100 a 200 coipús se retiran anualmente en Girona para proteger la biodiversidad local

Las trampas colocadas son específicas y homologadas, y se revisarán a diario para garantizar el seguimiento de la población de coipús.

15 de enero de 2026 a las 08:20h
100 a 200 coipús se retiran anualmente en Girona para proteger la biodiversidad local
100 a 200 coipús se retiran anualmente en Girona para proteger la biodiversidad local

Técnicos especializados instalaron este lunes trampas para capturar coipús en el río Onyar, a la altura de la plaza Catalunya de Girona. La intervención se enmarca en un proyecto de control de especies invasoras impulsado por la asociación La Sorellona, con financiación de la Generalitat de Catalunya y la colaboración del Ayuntamiento de Girona.

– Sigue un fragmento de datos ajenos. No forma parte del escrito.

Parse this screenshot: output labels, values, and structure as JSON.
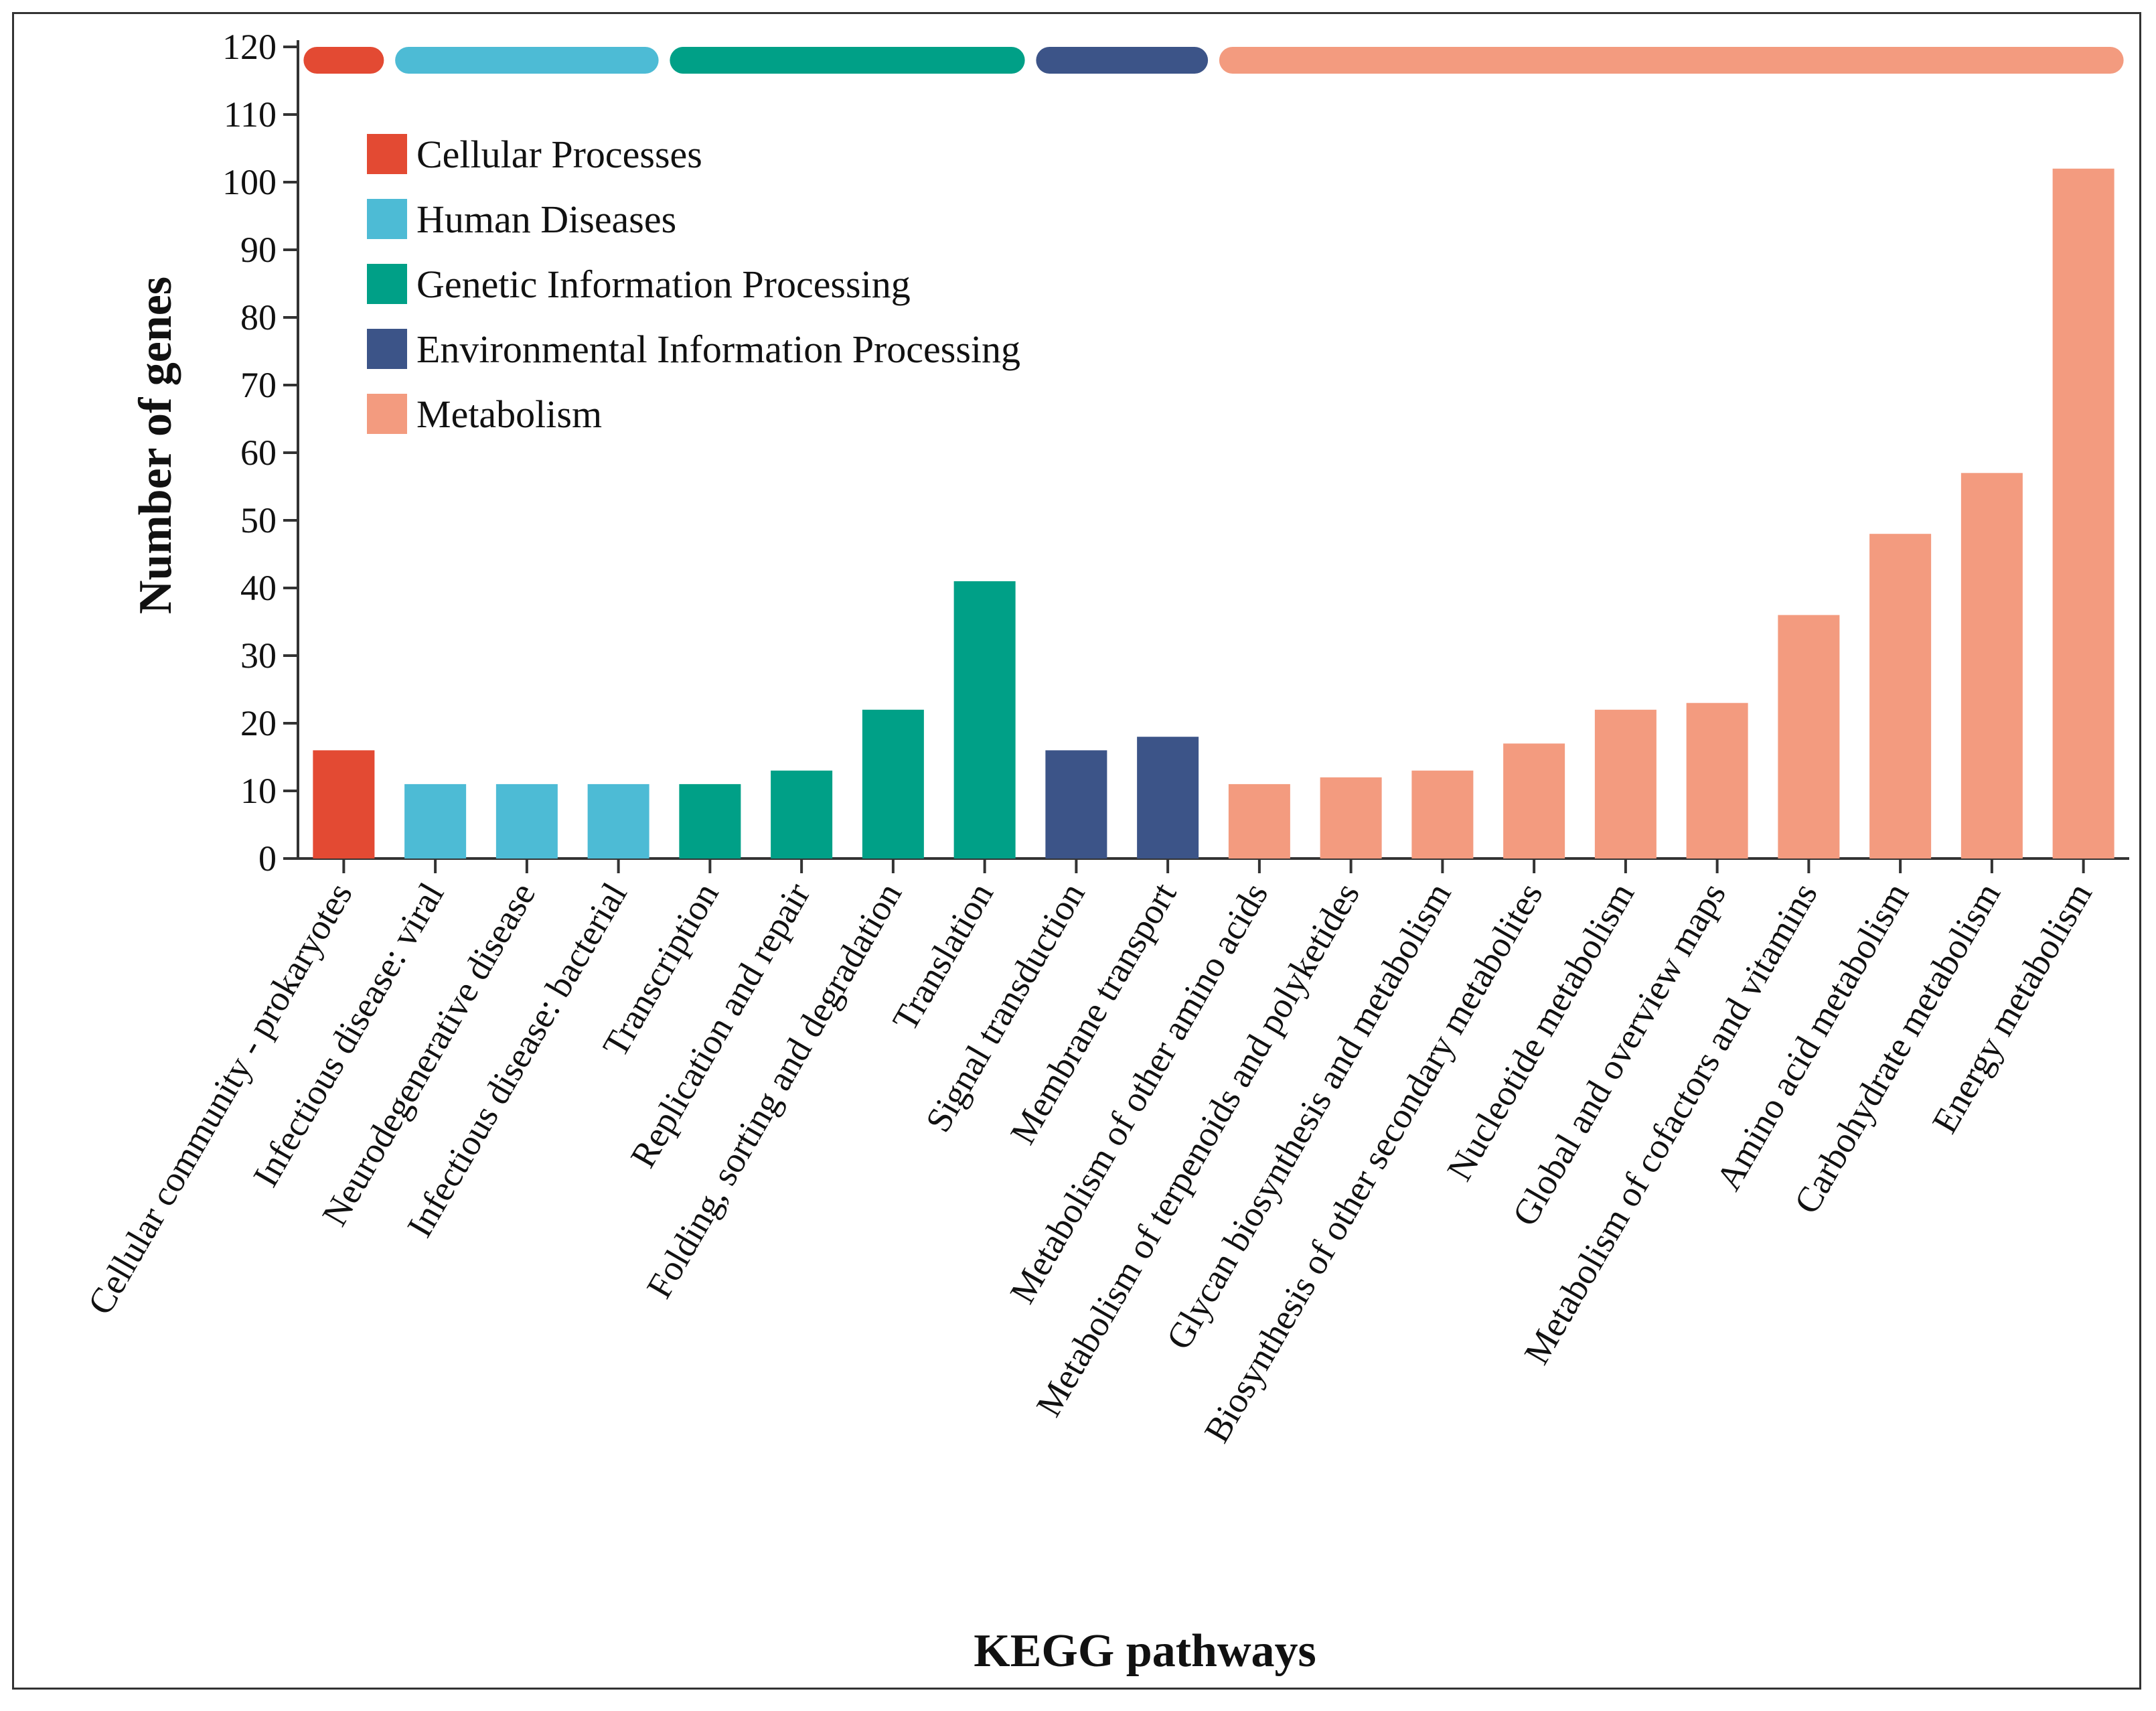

Control de especies invasoras en el Onyar

Las trampas colocadas son específicas y homologadas, y se revisarán a diario para garantizar el seguimiento de la población de coipús. El biológo y educador ambiental Quim Pou, miembro de La Sorellona, subraya la visibilidad de este animal en el entorno urbano.

"El coipú tiene la gracia o la desgracia de que es muy visible, porque no vive bajo el agua" - Quim Pou, La Sorellona

Según Pou, en el río Onyar la presencia de especies autóctonas es muy reducida. De cada diez o quince especies, solo una es originaria del entorno, y en el caso de los peces, apenas uno de cada cien ejemplares pertenece a especies propias de la zona.

Impacto ambiental y seguimiento periódico

La Sorellona realiza entre tres y seis campañas anuales en Girona, distribuidas en hasta veinte puntos diferentes del municipio. El objetivo principal no es la erradicación total del coipú, sino frenar su proliferación y evitar que se expanda a otras áreas.

"El objetivo de las actuaciones no es eliminar completamente la especie, sino frenar al máximo su proliferación" - Quim Pou, La Sorellona

En la ciudad de Girona se retiran cada año entre 100 y 200 ejemplares de coipú. El proyecto "Ulls al riu!" permite un seguimiento continuado del estado de los ecosistemas fluviales y la intervención periódica sobre especies invasoras.

Quim Pou señala que la disminución de especies autóctonas está relacionada principalmente con la calidad del agua y la proliferación de especies invasoras. En el caso de Girona, la carpa se considera incluso más perjudicial que el coipú.

Dificultades en la gestión y previsión de expansión

Durante algunas campañas, las trampas han sufrido robos, actos vandálicos o boicots, que Pou atribuye a sectores animalistas. La Sorellona mantiene su actividad para retrasar al máximo la expansión del coipú, especialmente ante el riesgo de que llegue a determinados estanques del interior, donde la población podría multiplicarse.

La asociación, creada en 2013 por un equipo de biólogos y ambientólogos, trabaja en la gestión del medio natural y en la preservación de la biodiversidad local.

  • Las trampas se revisarán diariamente para controlar la población de coipús en el Onyar.
  • En Girona se retiran cada año entre 100 y 200 ejemplares de esta especie invasora.
  • Solo una de cada diez o quince especies del río es autóctona, según La Sorellona.
  • El proyecto "Ulls al riu!" permite un seguimiento continuado de los ecosistemas fluviales.